“Have regular hours for work and play; make each day both useful and pleasant, and prove that you understand the worth of time by employing it well.”
‘Little Women’, Louisa May Alcott
The pressures imposed by public exams, coursework deadlines and school curriculums are always intense. But today, due to the outbreak of COVID-19, students must also navigate the new and uncertain landscape of home education, without the face to face support of teachers and the structure of a school timetable.
The government recently announced the closure of all schools across the UK, impacting millions of students across the country.
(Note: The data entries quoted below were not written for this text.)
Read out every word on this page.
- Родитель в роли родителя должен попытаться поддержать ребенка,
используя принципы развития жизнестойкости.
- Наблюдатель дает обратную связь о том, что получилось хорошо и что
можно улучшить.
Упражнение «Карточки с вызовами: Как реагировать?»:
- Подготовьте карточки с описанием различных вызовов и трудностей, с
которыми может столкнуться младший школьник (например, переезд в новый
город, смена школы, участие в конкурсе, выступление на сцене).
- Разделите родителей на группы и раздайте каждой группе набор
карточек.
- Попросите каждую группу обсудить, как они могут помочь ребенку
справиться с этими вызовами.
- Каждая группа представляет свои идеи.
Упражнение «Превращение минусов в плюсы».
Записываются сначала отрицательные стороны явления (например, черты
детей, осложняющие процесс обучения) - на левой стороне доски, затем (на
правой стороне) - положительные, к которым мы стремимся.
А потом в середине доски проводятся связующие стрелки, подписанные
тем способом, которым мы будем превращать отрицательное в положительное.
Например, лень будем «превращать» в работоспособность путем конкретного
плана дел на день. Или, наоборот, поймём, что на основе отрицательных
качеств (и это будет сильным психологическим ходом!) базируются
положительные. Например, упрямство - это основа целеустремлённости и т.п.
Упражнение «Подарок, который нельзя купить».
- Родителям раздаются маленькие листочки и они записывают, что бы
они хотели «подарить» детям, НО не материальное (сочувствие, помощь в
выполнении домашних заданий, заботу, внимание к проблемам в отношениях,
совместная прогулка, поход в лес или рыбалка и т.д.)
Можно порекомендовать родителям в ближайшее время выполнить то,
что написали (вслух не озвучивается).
While school closures will help in keeping children healthy and slowing the spread of the virus, they have meant that families up and down the country are having to adjust to an entirely different daily routine – “the new normal”.
While the temptation might be to draw up rigid and extensive lesson timetables, the reality is that the key to success during this period is not the hours spent sitting in front of books, but in following Marmee’s in “Little Women” advice and making time for both ‘work and play’.
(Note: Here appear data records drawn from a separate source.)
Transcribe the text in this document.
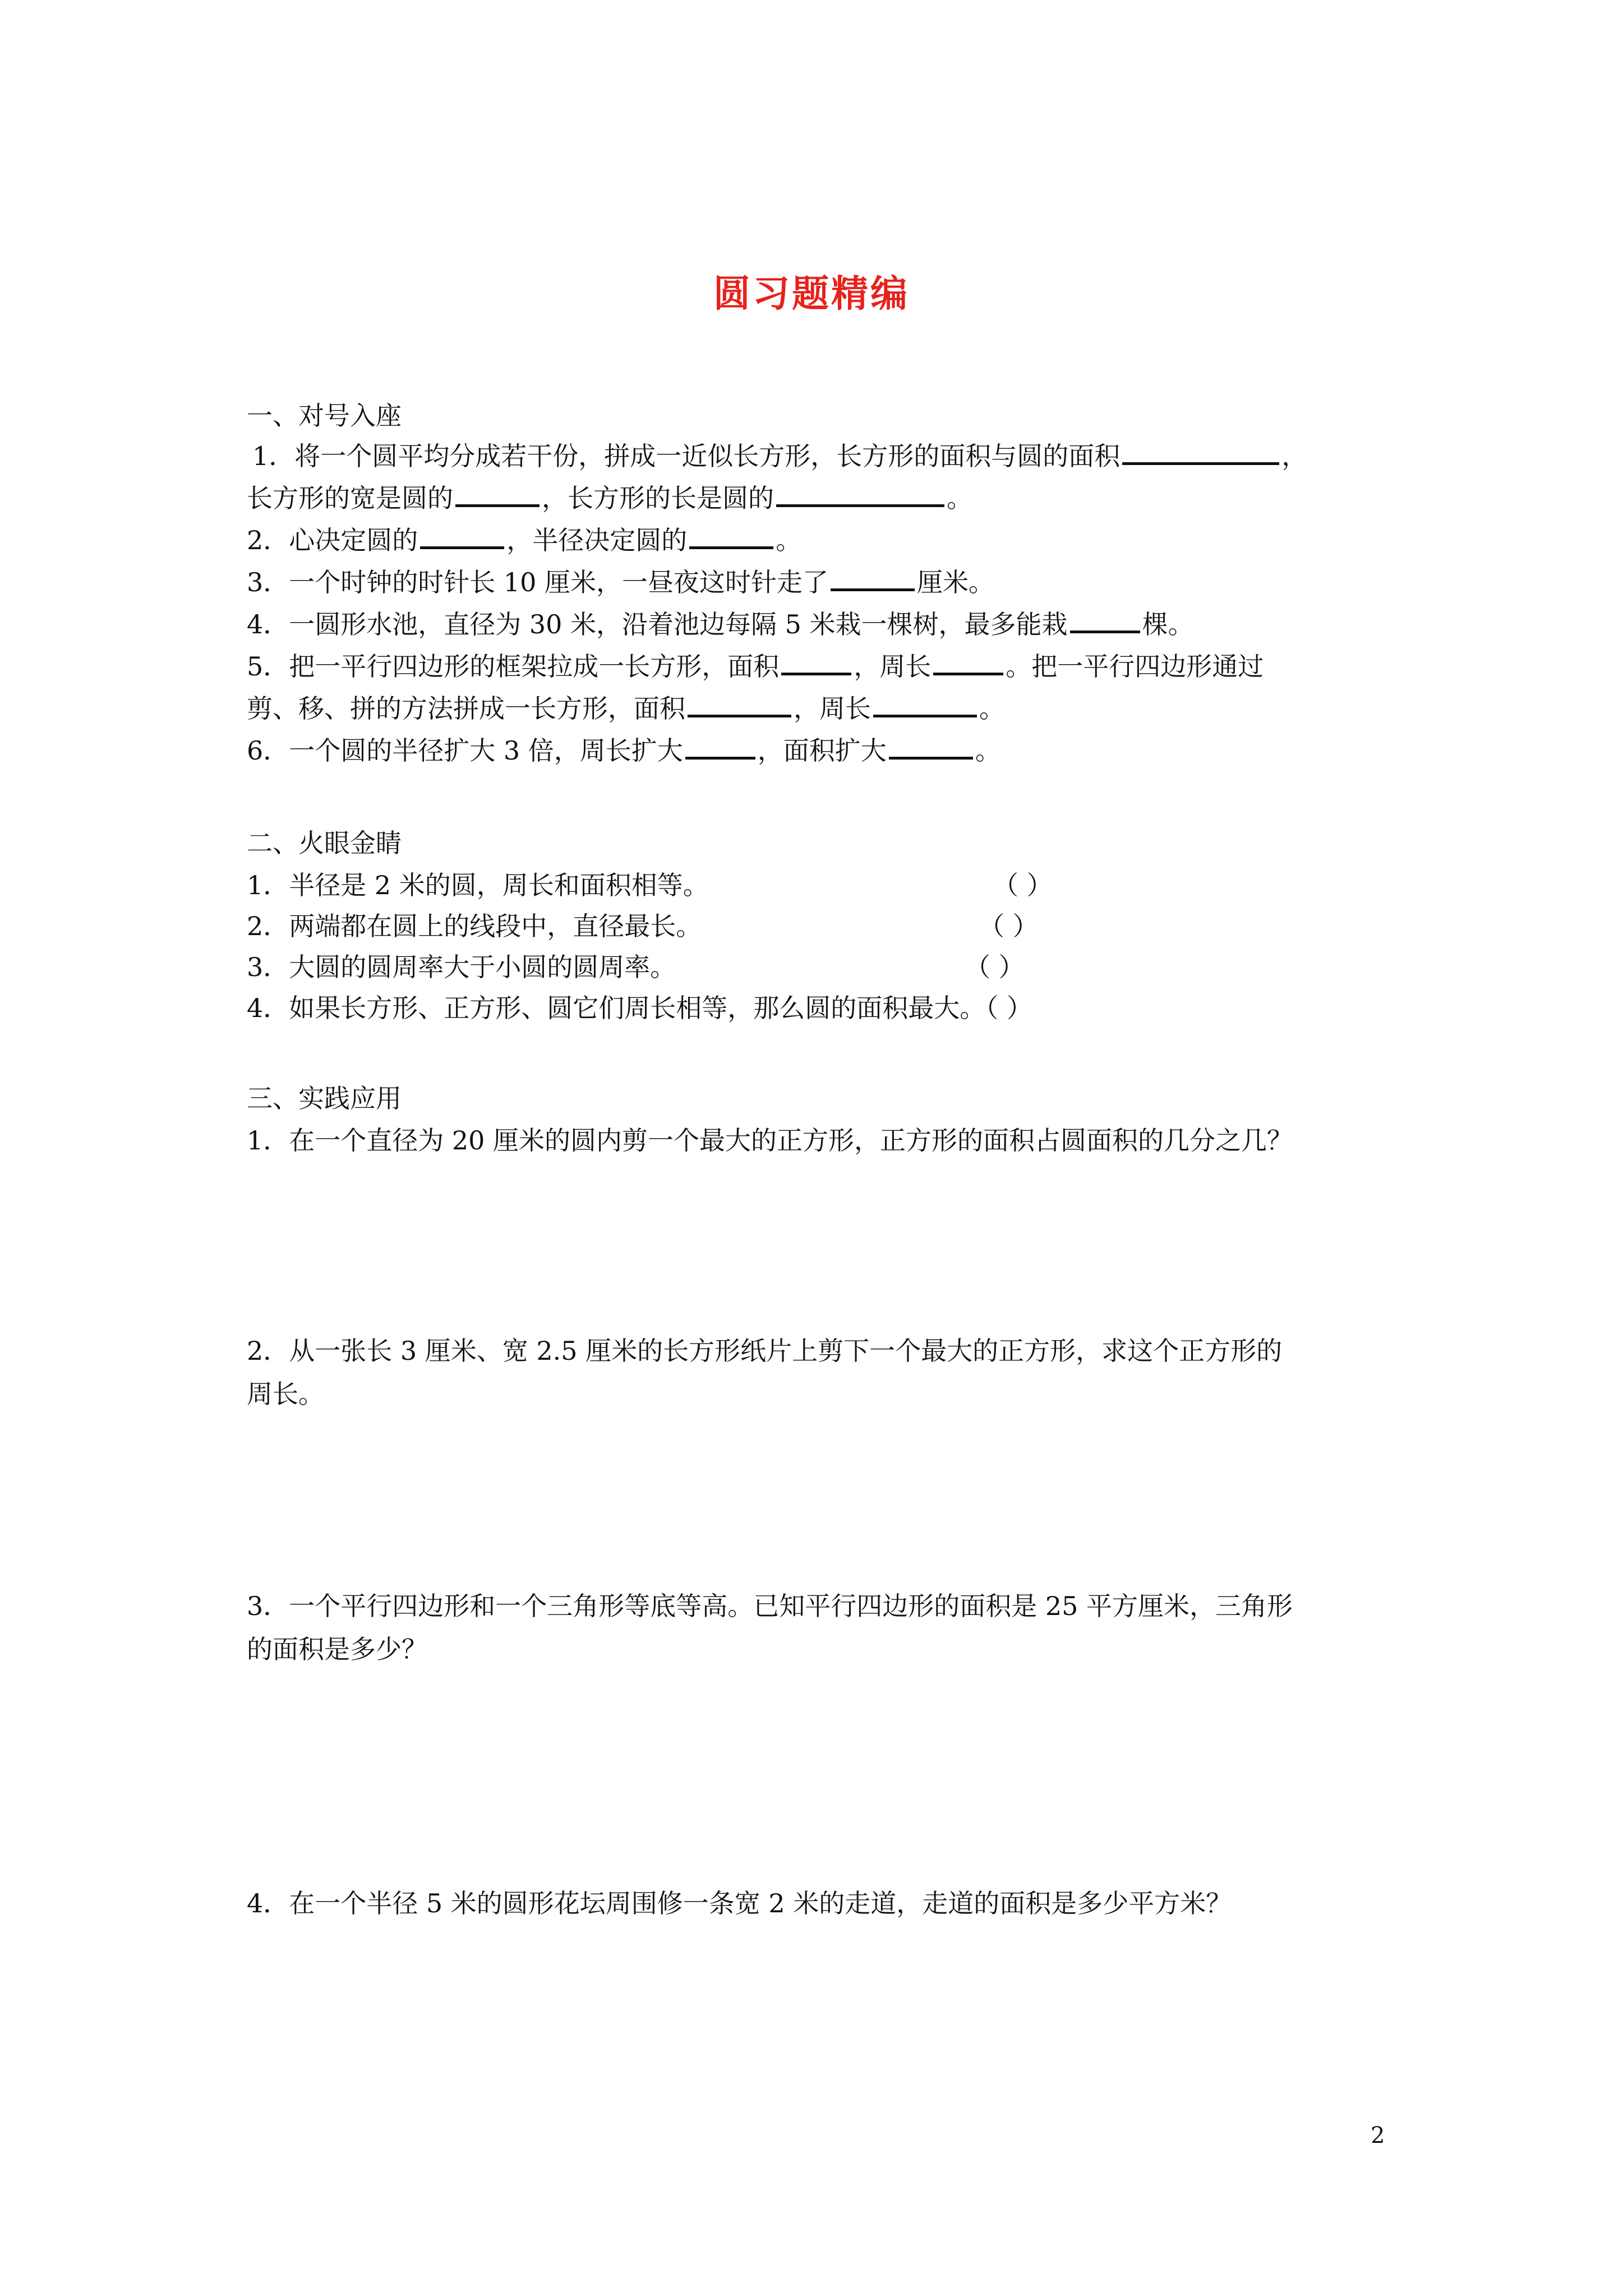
圆习题精编
一、对号入座
1．将一个圆平均分成若干份，拼成一近似长方形，长方形的面积与圆的面积	，
长方形的宽是圆的	，长方形的长是圆的	。
2．心决定圆的	，半径决定圆的	。
3．一个时钟的时针长 10 厘米，一昼夜这时针走了	厘米。
4．一圆形水池，直径为 30 米，沿着池边每隔 5 米栽一棵树，最多能栽	棵。
5．把一平行四边形的框架拉成一长方形，面积	，周长	。把一平行四边形通过
剪、移、拼的方法拼成一长方形，面积	，周长	。
6．一个圆的半径扩大 3 倍，周长扩大	，面积扩大	。
二、火眼金睛
1．半径是 2 米的圆，周长和面积相等。	（ ）
2．两端都在圆上的线段中，直径最长。	（ ）
3．大圆的圆周率大于小圆的圆周率。	（ ）
4．如果长方形、正方形、圆它们周长相等，那么圆的面积最大。（ ）
三、实践应用
1．在一个直径为 20 厘米的圆内剪一个最大的正方形，正方形的面积占圆面积的几分之几？
2．从一张长 3 厘米、宽 2.5 厘米的长方形纸片上剪下一个最大的正方形，求这个正方形的
周长。
3．一个平行四边形和一个三角形等底等高。已知平行四边形的面积是 25 平方厘米，三角形
的面积是多少？
4．在一个半径 5 米的圆形花坛周围修一条宽 2 米的走道，走道的面积是多少平方米？
2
My own experience, along with much scientific research has shown the benefits that exercise can have on the brain, particularly when taken alongside studying. With the weather getting better by the day I explain below why movement should play an essential role in studying at home.
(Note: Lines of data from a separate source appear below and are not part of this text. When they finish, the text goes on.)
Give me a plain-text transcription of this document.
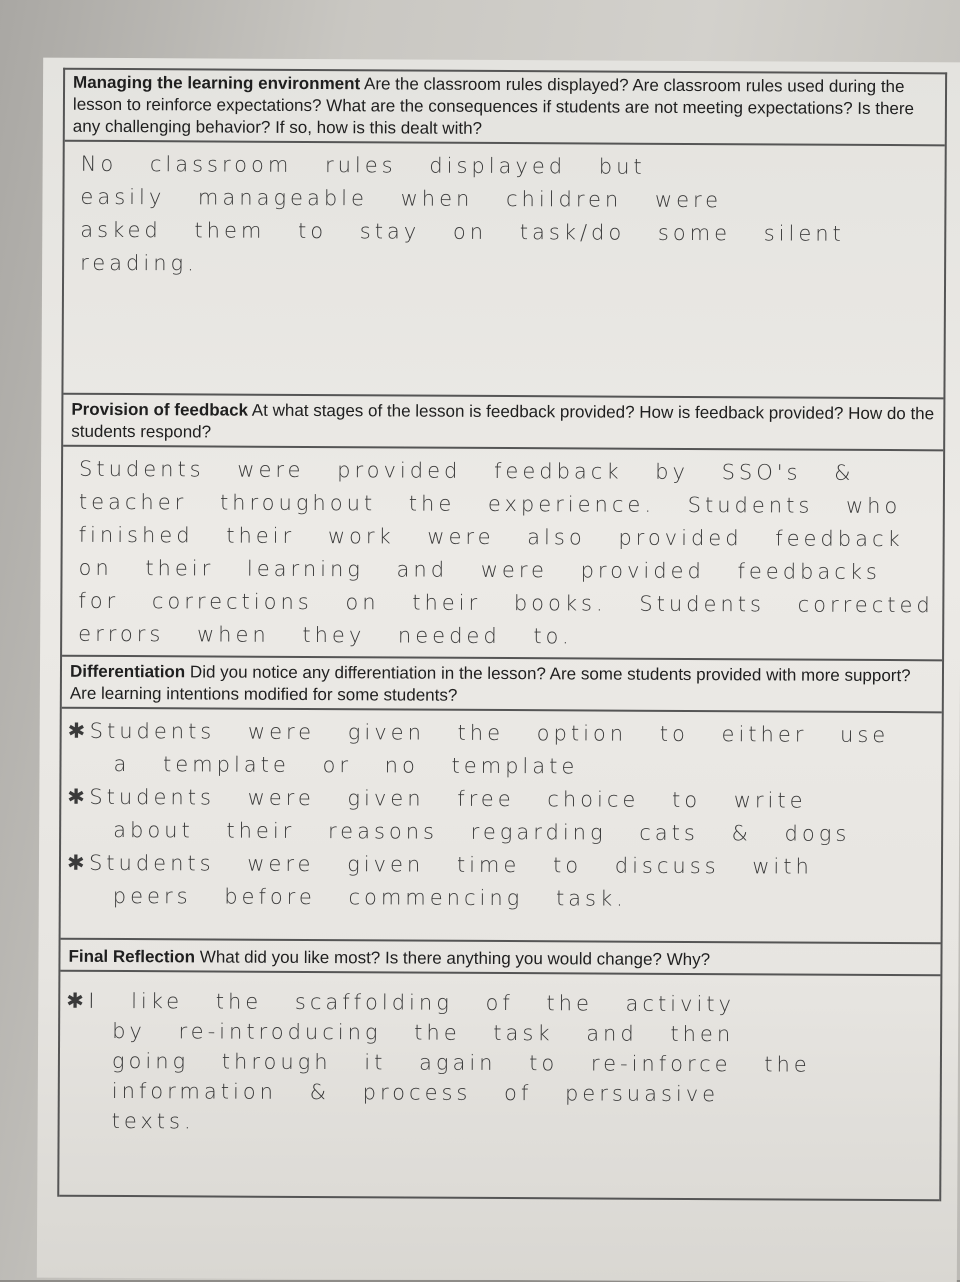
Managing the learning environment Are the classroom rules displayed? Are classroom rules used during the lesson to reinforce expectations? What are the consequences if students are not meeting expectations? Is there any challenging behavior? If so, how is this dealt with?
No classroom rules displayed but
easily manageable when children were
asked them to stay on task/do some silent
reading.
Provision of feedback At what stages of the lesson is feedback provided? How is feedback provided? How do the students respond?
Students were provided feedback by SSO's &
teacher throughout the experience. Students who
finished their work were also provided feedback
on their learning and were provided feedbacks
for corrections on their books. Students corrected
errors when they needed to.
Differentiation Did you notice any differentiation in the lesson? Are some students provided with more support? Are learning intentions modified for some students?
✱ Students were given the option to either use
a template or no template
✱ Students were given free choice to write
about their reasons regarding cats & dogs
✱ Students were given time to discuss with
peers before commencing task.
Final Reflection What did you like most? Is there anything you would change? Why?
✱ I like the scaffolding of the activity
by re-introducing the task and then
going through it again to re-inforce the
information & process of persuasive
texts.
Exercise changes the brain in ways that protect memory and thinking skills. In a study done at the University of British Columbia, researchers found that regular aerobic exercise (the kind that gets your heart and sweat glands pumping), appears to boost the size of the hippocampus, the brain area involved in verbal memory and learning.
- Mental health
These are uncertain times and the constant media coverage of the unfolding COVID-19 pandemic, combined with increased pressure to complete school work under challenging conditions is a recipe for heightened stress levels. Exercise induces a decrease in stress hormones, which in turn improves mood and sleep, while also helping to reduce anxiety. Studies in adults indicate that 30 minutes of aerobic exercise reduces muscle tension, which lasts for up to 4 hours after the exercise, meaning that post exercise you will feel more relaxed and able to focus on the task in hand.
Exercise is also associated with improved self-esteem and greater confidence. Identifying and completing a particular fitness challenge, whether it be a 5km run or 20 star jumps in the garden, gives you the fulfilment which comes from setting goals and achieving them. By focusing on what your body is capable of rather than what it isn’t builds a greater sense of self confidence, something which can be applied to an academic environment too.
At school our days are planned out for us. With the help of a rigorous timetable, we know exactly what we are meant to be doing and when. Routine can be an anchor. No matter what is going on in the world, we are comforted if we know that we will be doing Maths and French in the morning, to be followed by sport in the afternoon. At home this can be hard to replicate. Carving out 30 minutes a day to do some movement creates a routine. Coping with unpredictable periods of time can feel more doable when we have a little structure in place to look to. It also breaks up the day, meaning that when you go back to your books, you will feel refreshed and energised.
- Opportunity to learn differently
Who said that you can’t learn while getting some exercise? Whether on a walk, jog or doing star jumps in your kitchen, podcasts and audiobooks are a great way to distract your mind from the physical movement. While revising for my GCSEs, A levels and finals, I found that walking with an audiobook of my set texts was a great way to lose myself in the books. Download the Audible app and you will be able to access thousands of books for a fraction of the price of buying them instore. There are also some brilliant podcasts out there. Player FM has a list of podcasts aimed at students studying for GCSEs while Audiopi is a fantastic educational resource created by teachers, examiners and leading academics.
You cannot work all day, every day. Nor should you. Revision has to be about quality, as well as quantity. Aiysha Malik, a psychologist with the World Health Organization, recently reminded us that “we can feel mentally better if we are as physically well as possible”.